To date, the most widely accepted theory of Alu retrotransposition is called the "master gene" theory, which asserts that the majority of Alu retrotransposition activity is driven by a small number of hyperactive "master" sequences. In this model, mutations occurring in the "master" copies have rendered themselves capable of substantial propagation and persistence over time. However, prior evidence from the Ya5 subfamily indicated that at least some "master" Alu elements may persist in low-copy numbers for long periods of evolutionary time without retrotranspositional activity, suggesting that the mechanisms of Alu expansion may be much more complex. These observations led Dr. Batzer and his co-workers to examine the Yb subfamily of Alu elements, to demonstrate that the Yb subfamily has a similar evolutionary pattern to that of AluYa5, and to formulate the "stealth driver" hypothesis for the evolution of these Alu elements.

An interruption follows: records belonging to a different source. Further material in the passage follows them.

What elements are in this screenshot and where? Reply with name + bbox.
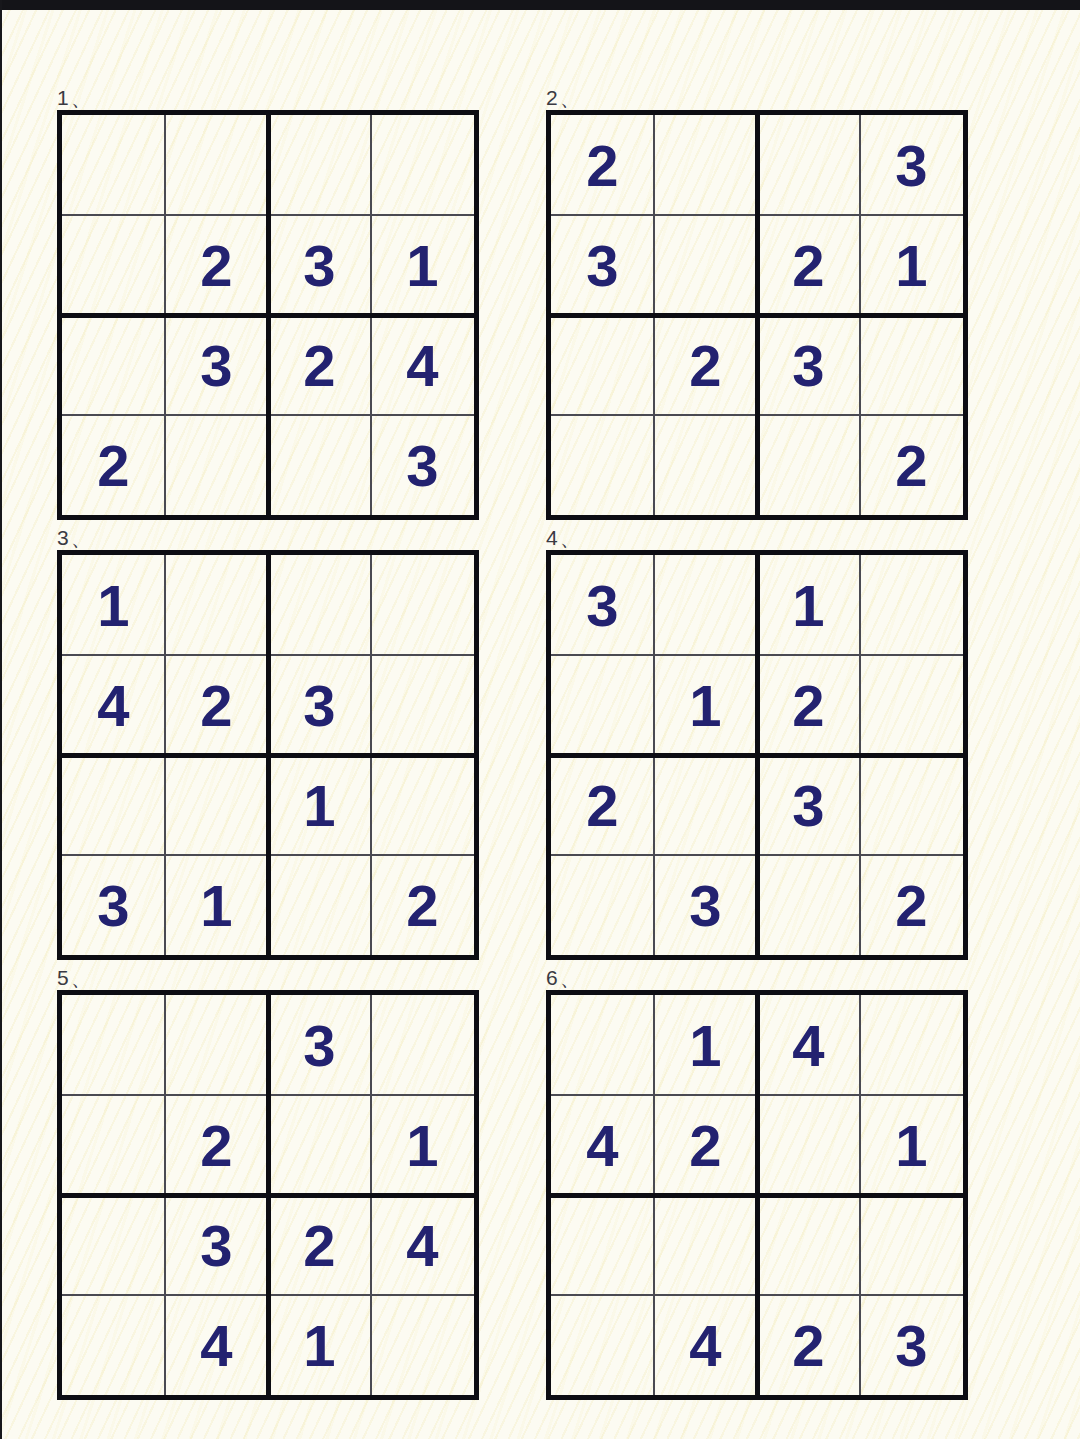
- puzzle-4-label: 4、: [546, 526, 968, 550]
- puzzle-6-board: 14421423: [546, 990, 968, 1400]
- puzzle-2-cell-r3c3: 3: [757, 315, 860, 415]
- puzzle-4-cell-r4c2: 3: [654, 855, 757, 955]
- puzzle-3-label: 3、: [57, 526, 479, 550]
- puzzle-3-board: 14231312: [57, 550, 479, 960]
- puzzle-3-cell-r3c3: 1: [268, 755, 371, 855]
- puzzle-1-cell-r4c1: 2: [62, 415, 165, 515]
- puzzle-6-cell-r1c1[interactable]: [551, 995, 654, 1095]
- puzzle-6-cell-r1c2: 1: [654, 995, 757, 1095]
- puzzle-4-cell-r2c3: 2: [757, 655, 860, 755]
- puzzle-4-cell-r1c1: 3: [551, 555, 654, 655]
- puzzle-5-cell-r4c3: 1: [268, 1295, 371, 1395]
- puzzle-6-cell-r1c4[interactable]: [860, 995, 963, 1095]
- puzzle-3-cell-r1c3[interactable]: [268, 555, 371, 655]
- puzzle-1-cell-r1c2[interactable]: [165, 115, 268, 215]
- top-border-bar: [0, 0, 1080, 10]
- puzzle-6-cell-r4c2: 4: [654, 1295, 757, 1395]
- puzzle-2-cell-r4c1[interactable]: [551, 415, 654, 515]
- puzzle-2-cell-r1c2[interactable]: [654, 115, 757, 215]
- puzzle-3: 3、 14231312: [57, 526, 479, 960]
- puzzle-1-cell-r1c4[interactable]: [371, 115, 474, 215]
- puzzle-2-cell-r1c4: 3: [860, 115, 963, 215]
- puzzle-5-cell-r1c1[interactable]: [62, 995, 165, 1095]
- puzzle-5: 5、 32132441: [57, 966, 479, 1400]
- puzzle-1-cell-r3c4: 4: [371, 315, 474, 415]
- puzzle-4-cell-r4c3[interactable]: [757, 855, 860, 955]
- puzzle-6: 6、 14421423: [546, 966, 968, 1400]
- puzzle-6-cell-r4c1[interactable]: [551, 1295, 654, 1395]
- puzzle-6-cell-r3c4[interactable]: [860, 1195, 963, 1295]
- puzzle-2-cell-r4c4: 2: [860, 415, 963, 515]
- puzzle-4-cell-r2c4[interactable]: [860, 655, 963, 755]
- puzzle-1-cell-r1c3[interactable]: [268, 115, 371, 215]
- puzzle-1-cell-r2c2: 2: [165, 215, 268, 315]
- puzzle-5-cell-r1c3: 3: [268, 995, 371, 1095]
- puzzle-5-cell-r3c1[interactable]: [62, 1195, 165, 1295]
- puzzle-1-cell-r1c1[interactable]: [62, 115, 165, 215]
- puzzle-4-board: 31122332: [546, 550, 968, 960]
- puzzle-3-cell-r1c1: 1: [62, 555, 165, 655]
- puzzle-5-cell-r4c2: 4: [165, 1295, 268, 1395]
- puzzle-3-cell-r4c2: 1: [165, 855, 268, 955]
- puzzle-5-cell-r3c3: 2: [268, 1195, 371, 1295]
- puzzle-5-cell-r2c3[interactable]: [268, 1095, 371, 1195]
- puzzle-2-cell-r2c2[interactable]: [654, 215, 757, 315]
- puzzle-1-cell-r2c4: 1: [371, 215, 474, 315]
- puzzle-4-cell-r1c2[interactable]: [654, 555, 757, 655]
- puzzle-6-cell-r2c2: 2: [654, 1095, 757, 1195]
- puzzle-5-cell-r1c2[interactable]: [165, 995, 268, 1095]
- puzzle-5-cell-r3c2: 3: [165, 1195, 268, 1295]
- puzzle-4-cell-r4c4: 2: [860, 855, 963, 955]
- puzzle-2-board: 23321232: [546, 110, 968, 520]
- puzzle-1-cell-r3c2: 3: [165, 315, 268, 415]
- puzzle-5-cell-r3c4: 4: [371, 1195, 474, 1295]
- puzzle-1-board: 23132423: [57, 110, 479, 520]
- puzzle-6-cell-r1c3: 4: [757, 995, 860, 1095]
- puzzle-3-cell-r1c4[interactable]: [371, 555, 474, 655]
- puzzle-2-cell-r4c2[interactable]: [654, 415, 757, 515]
- puzzle-5-cell-r4c1[interactable]: [62, 1295, 165, 1395]
- puzzle-1-cell-r4c4: 3: [371, 415, 474, 515]
- puzzle-2-cell-r2c1: 3: [551, 215, 654, 315]
- puzzle-6-cell-r3c2[interactable]: [654, 1195, 757, 1295]
- puzzle-3-cell-r4c1: 3: [62, 855, 165, 955]
- puzzle-3-cell-r4c4: 2: [371, 855, 474, 955]
- puzzle-1: 1、 23132423: [57, 86, 479, 520]
- puzzle-5-cell-r2c2: 2: [165, 1095, 268, 1195]
- puzzle-4-cell-r3c3: 3: [757, 755, 860, 855]
- puzzle-6-cell-r3c3[interactable]: [757, 1195, 860, 1295]
- worksheet-page: 1、 23132423 2、 23321232 3、 14231312 4、 3…: [57, 86, 968, 1400]
- puzzle-2-cell-r4c3[interactable]: [757, 415, 860, 515]
- puzzle-2-cell-r3c2: 2: [654, 315, 757, 415]
- puzzle-2-cell-r3c4[interactable]: [860, 315, 963, 415]
- puzzle-4-cell-r3c2[interactable]: [654, 755, 757, 855]
- puzzle-3-cell-r2c2: 2: [165, 655, 268, 755]
- puzzle-4-cell-r3c1: 2: [551, 755, 654, 855]
- puzzle-1-label: 1、: [57, 86, 479, 110]
- puzzle-2-cell-r3c1[interactable]: [551, 315, 654, 415]
- puzzle-5-cell-r2c4: 1: [371, 1095, 474, 1195]
- puzzle-1-cell-r2c3: 3: [268, 215, 371, 315]
- puzzle-3-cell-r4c3[interactable]: [268, 855, 371, 955]
- puzzle-4-cell-r3c4[interactable]: [860, 755, 963, 855]
- puzzle-4-cell-r4c1[interactable]: [551, 855, 654, 955]
- puzzle-2: 2、 23321232: [546, 86, 968, 520]
- puzzle-6-label: 6、: [546, 966, 968, 990]
- left-border-strip: [0, 0, 2, 1439]
- puzzle-1-cell-r4c3[interactable]: [268, 415, 371, 515]
- puzzle-4-cell-r1c4[interactable]: [860, 555, 963, 655]
- puzzle-3-cell-r3c2[interactable]: [165, 755, 268, 855]
- puzzle-4: 4、 31122332: [546, 526, 968, 960]
- puzzle-5-label: 5、: [57, 966, 479, 990]
- puzzle-6-cell-r4c3: 2: [757, 1295, 860, 1395]
- puzzle-5-cell-r1c4[interactable]: [371, 995, 474, 1095]
- puzzle-1-cell-r3c1[interactable]: [62, 315, 165, 415]
- puzzle-2-cell-r2c3: 2: [757, 215, 860, 315]
- puzzle-5-cell-r4c4[interactable]: [371, 1295, 474, 1395]
- puzzle-1-cell-r4c2[interactable]: [165, 415, 268, 515]
- puzzle-6-cell-r2c1: 4: [551, 1095, 654, 1195]
- puzzle-6-cell-r4c4: 3: [860, 1295, 963, 1395]
- puzzle-4-cell-r2c1[interactable]: [551, 655, 654, 755]
- puzzle-3-cell-r2c3: 3: [268, 655, 371, 755]
- worksheet-scan: 1、 23132423 2、 23321232 3、 14231312 4、 3…: [0, 0, 1080, 1439]
- puzzle-2-label: 2、: [546, 86, 968, 110]
- puzzle-6-cell-r3c1[interactable]: [551, 1195, 654, 1295]
- puzzle-3-cell-r3c4[interactable]: [371, 755, 474, 855]
- puzzle-6-cell-r2c3[interactable]: [757, 1095, 860, 1195]
- puzzle-6-cell-r2c4: 1: [860, 1095, 963, 1195]
- puzzle-3-cell-r3c1[interactable]: [62, 755, 165, 855]
- puzzle-3-cell-r2c1: 4: [62, 655, 165, 755]
- puzzle-3-cell-r1c2[interactable]: [165, 555, 268, 655]
- puzzle-3-cell-r2c4[interactable]: [371, 655, 474, 755]
- puzzle-5-cell-r2c1[interactable]: [62, 1095, 165, 1195]
- puzzle-5-board: 32132441: [57, 990, 479, 1400]
- puzzle-4-cell-r1c3: 1: [757, 555, 860, 655]
- puzzle-2-cell-r2c4: 1: [860, 215, 963, 315]
- puzzle-4-cell-r2c2: 1: [654, 655, 757, 755]
- puzzle-2-cell-r1c1: 2: [551, 115, 654, 215]
- puzzle-1-cell-r2c1[interactable]: [62, 215, 165, 315]
- puzzle-1-cell-r3c3: 2: [268, 315, 371, 415]
- puzzle-2-cell-r1c3[interactable]: [757, 115, 860, 215]
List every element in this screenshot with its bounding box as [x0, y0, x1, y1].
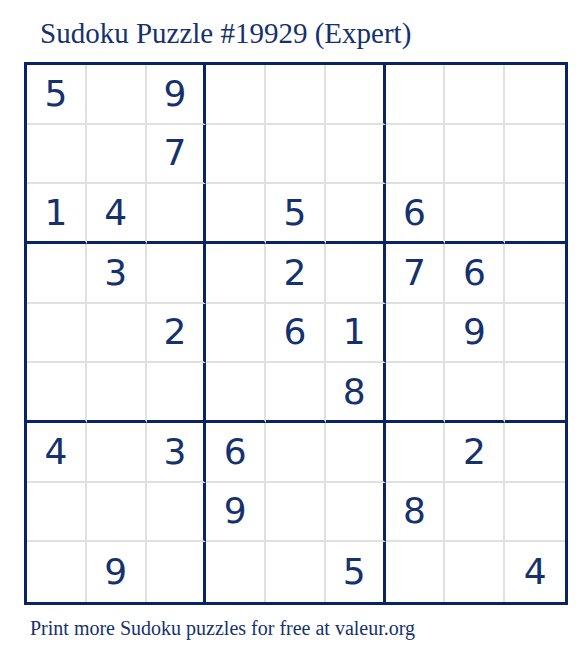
cell-r2c4: [206, 125, 266, 185]
cell-r3c8: [445, 184, 505, 244]
cell-r5c1: [27, 304, 87, 364]
cell-r3c4: [206, 184, 266, 244]
cell-r4c8: 6: [445, 244, 505, 304]
cell-r2c2: [87, 125, 147, 185]
cell-r3c7: 6: [386, 184, 446, 244]
cell-r6c3: [147, 363, 207, 423]
cell-r6c2: [87, 363, 147, 423]
cell-r7c2: [87, 423, 147, 483]
cell-r6c8: [445, 363, 505, 423]
cell-r2c1: [27, 125, 87, 185]
cell-r3c3: [147, 184, 207, 244]
cell-r5c9: [505, 304, 565, 364]
cell-r2c6: [326, 125, 386, 185]
cell-r2c9: [505, 125, 565, 185]
cell-r5c4: [206, 304, 266, 364]
cell-r9c4: [206, 542, 266, 602]
cell-r3c2: 4: [87, 184, 147, 244]
cell-r7c8: 2: [445, 423, 505, 483]
cell-r5c7: [386, 304, 446, 364]
cell-r7c4: 6: [206, 423, 266, 483]
cell-r6c9: [505, 363, 565, 423]
cell-r4c5: 2: [266, 244, 326, 304]
cell-r7c1: 4: [27, 423, 87, 483]
cell-r4c2: 3: [87, 244, 147, 304]
cell-r2c5: [266, 125, 326, 185]
cell-r8c7: 8: [386, 483, 446, 543]
cell-r6c5: [266, 363, 326, 423]
cell-r1c4: [206, 65, 266, 125]
cell-r9c3: [147, 542, 207, 602]
cell-r2c3: 7: [147, 125, 207, 185]
cell-r1c8: [445, 65, 505, 125]
cell-r9c5: [266, 542, 326, 602]
cell-r8c2: [87, 483, 147, 543]
cell-r4c9: [505, 244, 565, 304]
cell-r7c5: [266, 423, 326, 483]
cell-r4c6: [326, 244, 386, 304]
cell-r7c9: [505, 423, 565, 483]
cell-r6c4: [206, 363, 266, 423]
cell-r3c6: [326, 184, 386, 244]
cell-r8c4: 9: [206, 483, 266, 543]
cell-r4c4: [206, 244, 266, 304]
cell-r8c5: [266, 483, 326, 543]
cell-r1c2: [87, 65, 147, 125]
cell-r6c1: [27, 363, 87, 423]
cell-r9c2: 9: [87, 542, 147, 602]
cell-r9c1: [27, 542, 87, 602]
cell-r8c3: [147, 483, 207, 543]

"In contrast to 'master' genes, 'stealth drivers' are not responsible for generating the majority of new Alu copies, but rather for maintaining genomic retrotransposition capacity over extended periods of time," Batzer explains. "By generating new Alu copies at a slow rate, a 'stealth driver' may occasionally spawn progeny elements that are capable of much higher retrotransposition rates. These hyperactive progeny elements may act as 'master' genes for the amplification of Alu subfamilies and are responsible for producing the majority of the subfamily members. Due to their high retrotransposition levels, however, they are likely to be rapidly purged from human populations through natural selection."